Auf ihren Arm gelehnt, saß Carmilla niedergeschlagen neben ihm, während Madame und ich atemlos lauschten.

"Hier meine Frage: Ist Ihnen jemals zu Ohren gekommen, daß Sie schlafwandeln?"

"Nicht mehr seit meiner Kindheit."

"Aber damals sind Sie im Schlaf gewandelt?"

"Ja, ich erinnere mich noch ganz genau. Meine alte Kinderfrau hat es mir oft erzählt."

Mein Vater nickte lächelnd.

"Nun, dann ist also folgendes geschehen: Sie sind im Schlaf aufgestanden, haben die Tür aufgesperrt, den Schlüssel aber nicht wie gewöhnlich stecken lassen, sondern abgezogen und die Tür von außen verschlossen. Dann haben Sie den Schlüssel wieder abgezogen und ihn mitgenommen, vielleicht in einen der fünfundzwanzig Räume dieses Stockwerks, vielleicht in den oberen, vielleicht in den unteren Stock. Hier gibt es so viele Zimmer und Schränke, so viel schweres Mobiliar und solche Mengen von altem Gerümpel, daß man eine Woche brauchte, wollte man dieses Haus gründlich durchsuchen. Verstehen Sie jetzt, was ich meine?" "Ja, aber nicht alles", erwiderte sie.

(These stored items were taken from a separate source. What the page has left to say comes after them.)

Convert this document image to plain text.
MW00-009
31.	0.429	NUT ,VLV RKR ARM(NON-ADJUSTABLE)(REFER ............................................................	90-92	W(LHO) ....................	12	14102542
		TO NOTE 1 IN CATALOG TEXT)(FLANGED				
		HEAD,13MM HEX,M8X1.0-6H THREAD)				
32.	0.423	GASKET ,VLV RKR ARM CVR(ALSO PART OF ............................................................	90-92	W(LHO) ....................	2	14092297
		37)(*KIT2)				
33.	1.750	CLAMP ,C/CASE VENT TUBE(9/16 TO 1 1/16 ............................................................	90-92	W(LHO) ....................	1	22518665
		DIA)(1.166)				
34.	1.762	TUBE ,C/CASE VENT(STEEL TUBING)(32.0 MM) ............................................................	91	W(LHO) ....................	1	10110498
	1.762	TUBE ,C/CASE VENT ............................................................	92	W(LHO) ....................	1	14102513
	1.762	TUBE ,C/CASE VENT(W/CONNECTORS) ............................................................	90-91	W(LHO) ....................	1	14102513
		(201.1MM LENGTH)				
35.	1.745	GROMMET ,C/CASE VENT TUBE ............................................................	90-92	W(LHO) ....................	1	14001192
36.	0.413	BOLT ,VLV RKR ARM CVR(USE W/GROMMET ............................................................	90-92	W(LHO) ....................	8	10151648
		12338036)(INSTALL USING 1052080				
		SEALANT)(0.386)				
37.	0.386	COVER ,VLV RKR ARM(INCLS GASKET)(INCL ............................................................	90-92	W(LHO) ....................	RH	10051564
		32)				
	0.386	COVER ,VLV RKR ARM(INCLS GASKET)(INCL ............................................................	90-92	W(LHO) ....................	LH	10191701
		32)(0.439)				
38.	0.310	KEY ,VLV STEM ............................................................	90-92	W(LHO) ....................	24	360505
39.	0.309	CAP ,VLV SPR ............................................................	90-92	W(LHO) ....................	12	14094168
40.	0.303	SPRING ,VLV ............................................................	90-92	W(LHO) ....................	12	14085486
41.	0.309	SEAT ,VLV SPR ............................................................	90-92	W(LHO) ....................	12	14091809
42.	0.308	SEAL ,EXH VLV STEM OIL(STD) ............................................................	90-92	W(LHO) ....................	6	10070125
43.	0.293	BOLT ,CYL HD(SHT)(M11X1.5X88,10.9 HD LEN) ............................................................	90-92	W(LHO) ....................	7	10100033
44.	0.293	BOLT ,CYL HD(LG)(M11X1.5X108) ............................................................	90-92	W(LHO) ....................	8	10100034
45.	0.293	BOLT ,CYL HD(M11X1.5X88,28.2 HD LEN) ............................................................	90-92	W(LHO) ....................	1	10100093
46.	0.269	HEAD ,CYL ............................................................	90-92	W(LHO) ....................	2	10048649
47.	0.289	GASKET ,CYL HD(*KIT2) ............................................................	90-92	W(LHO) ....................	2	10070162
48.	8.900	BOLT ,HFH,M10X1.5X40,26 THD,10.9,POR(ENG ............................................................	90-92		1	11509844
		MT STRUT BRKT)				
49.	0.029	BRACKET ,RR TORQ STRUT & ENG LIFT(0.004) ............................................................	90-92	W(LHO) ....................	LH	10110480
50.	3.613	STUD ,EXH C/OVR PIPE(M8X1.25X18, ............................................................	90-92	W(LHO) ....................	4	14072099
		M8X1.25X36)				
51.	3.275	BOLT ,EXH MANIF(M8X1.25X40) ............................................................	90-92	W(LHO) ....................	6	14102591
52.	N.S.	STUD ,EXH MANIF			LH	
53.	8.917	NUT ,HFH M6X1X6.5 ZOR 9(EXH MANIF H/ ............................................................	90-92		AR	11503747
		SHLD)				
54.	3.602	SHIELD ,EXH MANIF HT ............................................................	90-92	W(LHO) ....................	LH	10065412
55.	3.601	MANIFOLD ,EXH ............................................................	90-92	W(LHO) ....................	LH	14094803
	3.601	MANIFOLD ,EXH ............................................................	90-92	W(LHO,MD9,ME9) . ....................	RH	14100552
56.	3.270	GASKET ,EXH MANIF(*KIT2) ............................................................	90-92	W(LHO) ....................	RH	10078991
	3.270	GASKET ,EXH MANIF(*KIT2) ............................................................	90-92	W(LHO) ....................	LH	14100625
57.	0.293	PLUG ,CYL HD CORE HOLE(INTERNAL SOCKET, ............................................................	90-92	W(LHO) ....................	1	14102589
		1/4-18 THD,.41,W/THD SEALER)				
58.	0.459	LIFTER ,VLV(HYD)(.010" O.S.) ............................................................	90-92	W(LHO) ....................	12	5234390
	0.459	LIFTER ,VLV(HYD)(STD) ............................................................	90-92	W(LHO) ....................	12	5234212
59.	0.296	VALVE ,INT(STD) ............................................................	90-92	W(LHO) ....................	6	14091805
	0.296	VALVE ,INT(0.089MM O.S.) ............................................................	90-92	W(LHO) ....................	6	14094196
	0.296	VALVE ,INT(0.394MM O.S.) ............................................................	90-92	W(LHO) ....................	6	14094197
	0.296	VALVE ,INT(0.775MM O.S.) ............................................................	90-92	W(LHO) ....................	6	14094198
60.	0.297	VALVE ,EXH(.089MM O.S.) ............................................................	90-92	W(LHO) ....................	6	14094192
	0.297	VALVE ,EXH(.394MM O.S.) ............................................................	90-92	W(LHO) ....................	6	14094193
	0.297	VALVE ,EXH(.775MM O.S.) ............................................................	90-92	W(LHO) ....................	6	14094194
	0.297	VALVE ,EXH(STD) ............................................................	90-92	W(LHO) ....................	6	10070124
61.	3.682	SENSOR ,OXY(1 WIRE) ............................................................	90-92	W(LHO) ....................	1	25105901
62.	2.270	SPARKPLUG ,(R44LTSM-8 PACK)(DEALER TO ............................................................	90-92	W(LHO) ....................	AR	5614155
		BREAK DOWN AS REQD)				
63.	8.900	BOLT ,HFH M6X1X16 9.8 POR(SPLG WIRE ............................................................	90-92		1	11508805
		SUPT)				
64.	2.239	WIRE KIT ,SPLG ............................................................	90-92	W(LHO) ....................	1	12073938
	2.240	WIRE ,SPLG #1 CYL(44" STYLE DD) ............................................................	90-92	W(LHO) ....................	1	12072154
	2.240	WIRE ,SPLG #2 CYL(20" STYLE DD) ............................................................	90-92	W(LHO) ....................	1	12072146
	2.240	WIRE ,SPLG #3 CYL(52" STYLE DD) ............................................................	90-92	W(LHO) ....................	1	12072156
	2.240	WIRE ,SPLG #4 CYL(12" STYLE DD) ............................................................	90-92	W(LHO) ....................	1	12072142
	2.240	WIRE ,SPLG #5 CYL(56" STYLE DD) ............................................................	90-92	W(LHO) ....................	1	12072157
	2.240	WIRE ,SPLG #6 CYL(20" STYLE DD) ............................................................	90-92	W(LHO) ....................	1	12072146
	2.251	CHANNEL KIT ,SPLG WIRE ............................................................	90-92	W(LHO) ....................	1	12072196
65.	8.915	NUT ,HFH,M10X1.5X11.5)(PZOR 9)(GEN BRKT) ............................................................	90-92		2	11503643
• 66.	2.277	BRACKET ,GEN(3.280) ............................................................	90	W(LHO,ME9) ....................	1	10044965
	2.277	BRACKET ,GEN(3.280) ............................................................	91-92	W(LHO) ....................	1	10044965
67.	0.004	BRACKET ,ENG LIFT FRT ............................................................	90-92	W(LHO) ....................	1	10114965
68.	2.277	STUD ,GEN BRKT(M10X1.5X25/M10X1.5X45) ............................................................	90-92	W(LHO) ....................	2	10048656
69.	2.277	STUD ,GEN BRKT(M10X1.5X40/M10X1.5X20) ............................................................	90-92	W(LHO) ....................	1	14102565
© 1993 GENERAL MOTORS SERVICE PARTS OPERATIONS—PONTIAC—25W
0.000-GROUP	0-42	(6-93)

"Papa, wie erklärst du dir aber, daß sie auf dem Sofa im Ankleidezimmer aufgewacht ist, in dem wir uns doch so genau umgesehen haben?"

"Sie betrat den Raum, noch immer im Schlaf, nachdem ihr ihn durchsucht hattet, erwachte schließlich von selbst und war ebenso erstaunt darüber, wo sie sich befand, wie wir. Ich wollte, alle Geheimnisse ließen sich so leicht und harmlos aufklären wie Ihres, Carmilla", sagte er lachend. "Und wir können uns zu der Gewißheit beglückwünschen, daß dieser Vorfall sich auf die natürlichste Weise erklären läßt und nichts mit Betäubungsmitteln, manipulierten Türschlössern, Einbrechern, Giftmischern oder Hexen zu tun hat - mit nichts also, das Carmilla oder sonst jemanden veranlassen könnte, um unsere Sicherheit zu fürchten."

Carmilla sah reizend aus. Ihr rosiger Teint war unvergleichlich. Ich glaube, daß die ihr eigene träge Anmut ihre Schönheit noch unterstrich. Mein Vater muß wohl ihr Aussehen insgeheim mit meinem verglichen haben, denn er sagte:

"Ich wollte, meine arme Laura sähe wieder so gesund aus wie früher."

Unsere Aufregung war also glücklich vorüber, und Carmilla war ihren Freunden wiedergegeben.